Mr. Lai, who is in his early 70s, could often be seen at protests that gripped the city for much of last year. Ignited by opposition to a proposed extradition bill that would have allowed criminal suspects to be tried on the mainland, the demonstrations became a wider antigovernment movement with protesters calling for greater democracy in the semiautonomous Chinese city, among other demands.
Many protesters considered the colorful and dogged Apple Daily a must-read, and the paper at times printed posters that were used as placards during demonstrations.
Mr. Lai was already facing charges before his arrest, including unlawful assembly, for participating in one of the protests. Charges under the new national security law potentially carry heavier penalties—up to life in prison.
Apple Daily is set to apply for a court order to temporarily ban police from accessing content seized during Monday’s newsroom raid, on the basis that the documents include journalistic material that law enforcement isn’t authorized to read, the paper reported Tuesday.
Ms.

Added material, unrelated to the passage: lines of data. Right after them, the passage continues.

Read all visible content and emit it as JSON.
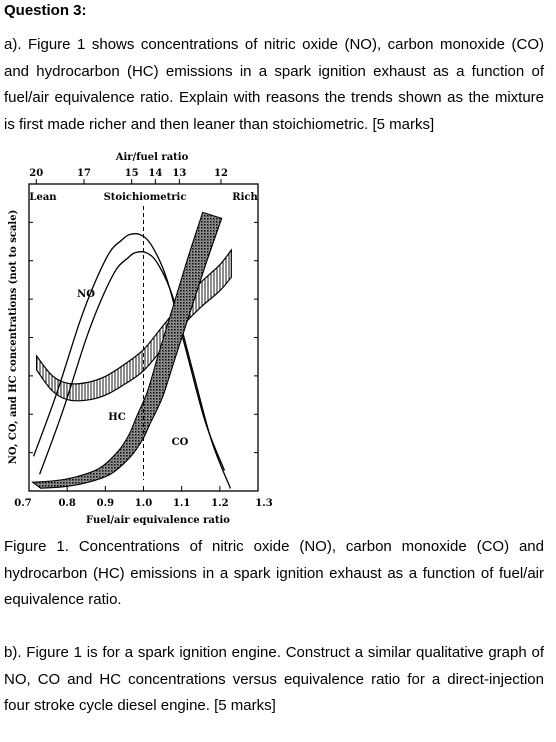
{
  "question": {
    "title": "Question 3:",
    "part_a": "a). Figure 1 shows concentrations of nitric oxide (NO), carbon monoxide (CO) and hydrocarbon (HC) emissions in a spark ignition exhaust as a function of fuel/air equivalence ratio. Explain with reasons the trends shown as the mixture is first made richer and then leaner than stoichiometric. [5 marks]",
    "caption": "Figure 1. Concentrations of nitric oxide (NO), carbon monoxide (CO) and hydrocarbon (HC) emissions in a spark ignition exhaust as a function of fuel/air equivalence ratio.",
    "part_b": "b). Figure 1 is for a spark ignition engine. Construct a similar qualitative graph of NO, CO and HC concentrations versus equivalence ratio for a direct-injection four stroke cycle diesel engine. [5 marks]"
  },
  "chart_data": {
    "type": "line",
    "title": "",
    "top_axis_label": "Air/fuel ratio",
    "top_ticks": [
      "20",
      "17",
      "15",
      "14",
      "13",
      "12"
    ],
    "top_ticks_x": [
      0.719,
      0.844,
      0.969,
      1.031,
      1.094,
      1.203
    ],
    "xlabel": "Fuel/air equivalence ratio",
    "ylabel": "NO, CO, and HC concentrations (not to scale)",
    "x_ticks": [
      "0.7",
      "0.8",
      "0.9",
      "1.0",
      "1.1",
      "1.2",
      "1.3"
    ],
    "x_tick_values": [
      0.7,
      0.8,
      0.9,
      1.0,
      1.1,
      1.2,
      1.3
    ],
    "xlim": [
      0.7,
      1.3
    ],
    "ylim": [
      0,
      1
    ],
    "annotations": {
      "lean": "Lean",
      "stoich": "Stoichiometric",
      "rich": "Rich"
    },
    "series": [
      {
        "name": "NO",
        "band": true,
        "x": [
          0.72,
          0.78,
          0.84,
          0.88,
          0.92,
          0.95,
          0.97,
          1.0,
          1.03,
          1.07,
          1.12,
          1.17,
          1.22
        ],
        "y": [
          0.08,
          0.3,
          0.55,
          0.69,
          0.8,
          0.84,
          0.86,
          0.86,
          0.82,
          0.7,
          0.45,
          0.2,
          0.03
        ]
      },
      {
        "name": "HC",
        "band": true,
        "x": [
          0.72,
          0.76,
          0.8,
          0.85,
          0.9,
          0.95,
          1.0,
          1.05,
          1.1,
          1.15,
          1.2,
          1.23
        ],
        "y": [
          0.44,
          0.37,
          0.34,
          0.34,
          0.36,
          0.4,
          0.45,
          0.53,
          0.61,
          0.68,
          0.74,
          0.79
        ]
      },
      {
        "name": "CO",
        "band": true,
        "x": [
          0.72,
          0.78,
          0.84,
          0.9,
          0.95,
          0.98,
          1.0,
          1.03,
          1.06,
          1.1,
          1.14,
          1.18
        ],
        "y": [
          0.01,
          0.015,
          0.03,
          0.06,
          0.12,
          0.18,
          0.24,
          0.33,
          0.46,
          0.63,
          0.8,
          0.96
        ]
      }
    ],
    "grid": false,
    "legend": "none"
  }
}
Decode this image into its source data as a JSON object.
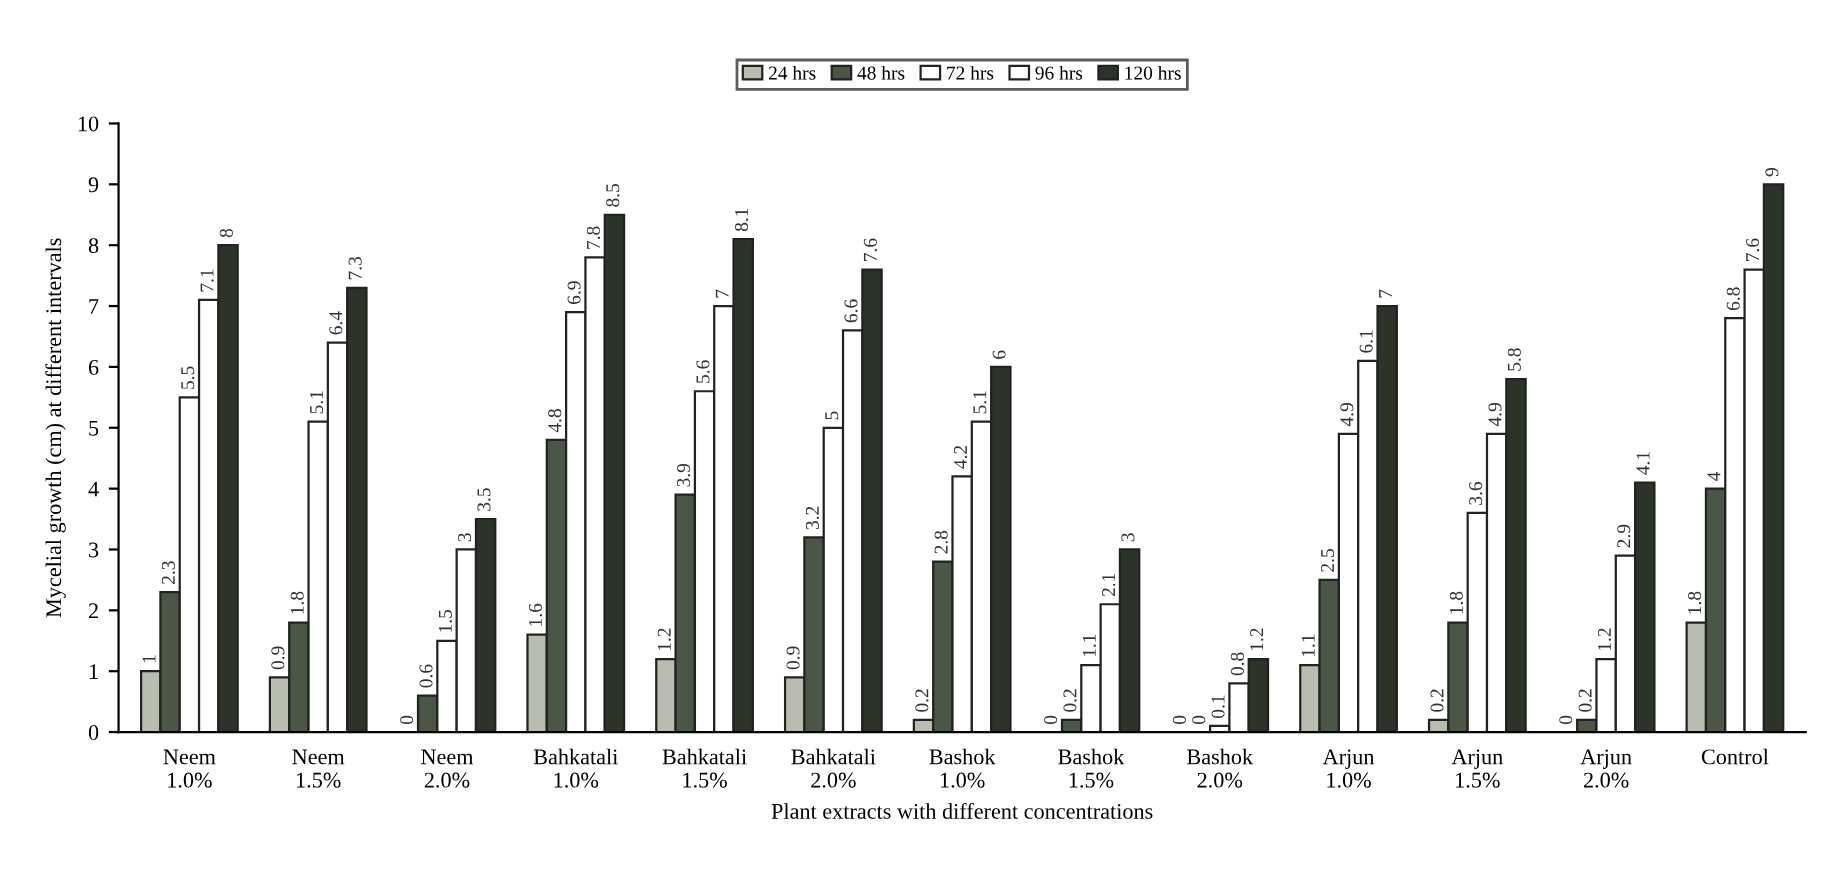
{
  "chart_data": {
    "type": "bar",
    "xlabel": "Plant extracts with different concentrations",
    "ylabel": "Mycelial growth (cm) at different intervals",
    "categories": [
      "Neem\n1.0%",
      "Neem\n1.5%",
      "Neem\n2.0%",
      "Bahkatali\n1.0%",
      "Bahkatali\n1.5%",
      "Bahkatali\n2.0%",
      "Bashok\n1.0%",
      "Bashok\n1.5%",
      "Bashok\n2.0%",
      "Arjun\n1.0%",
      "Arjun\n1.5%",
      "Arjun\n2.0%",
      "Control"
    ],
    "series": [
      {
        "name": "24 hrs",
        "color": "#b9bdb1",
        "values": [
          1,
          0.9,
          0,
          1.6,
          1.2,
          0.9,
          0.2,
          0,
          0,
          1.1,
          0.2,
          0,
          1.8
        ]
      },
      {
        "name": "48 hrs",
        "color": "#4b5646",
        "values": [
          2.3,
          1.8,
          0.6,
          4.8,
          3.9,
          3.2,
          2.8,
          0.2,
          0,
          2.5,
          1.8,
          0.2,
          4
        ]
      },
      {
        "name": "72 hrs",
        "color": "#ffffff",
        "values": [
          5.5,
          5.1,
          1.5,
          6.9,
          5.6,
          5,
          4.2,
          1.1,
          0.1,
          4.9,
          3.6,
          1.2,
          6.8
        ]
      },
      {
        "name": "96 hrs",
        "color": "#ffffff",
        "values": [
          7.1,
          6.4,
          3,
          7.8,
          7,
          6.6,
          5.1,
          2.1,
          0.8,
          6.1,
          4.9,
          2.9,
          7.6
        ]
      },
      {
        "name": "120 hrs",
        "color": "#2c3429",
        "values": [
          8,
          7.3,
          3.5,
          8.5,
          8.1,
          7.6,
          6,
          3,
          1.2,
          7,
          5.8,
          4.1,
          9
        ]
      }
    ],
    "ylim": [
      0,
      10
    ],
    "yticks": [
      0,
      1,
      2,
      3,
      4,
      5,
      6,
      7,
      8,
      9,
      10
    ],
    "data_labels": true,
    "legend": "top",
    "grid": false
  }
}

Chow, who was released late Tuesday, told reporters outside the police station that officers had told her she had been arrested for using social media to collude with foreign powers after the national security law came into effect.
“The political prosecution this time is very ridiculous,” she said. “It is obvious that the regime and the government is using the national security law to suppress political dissidents.”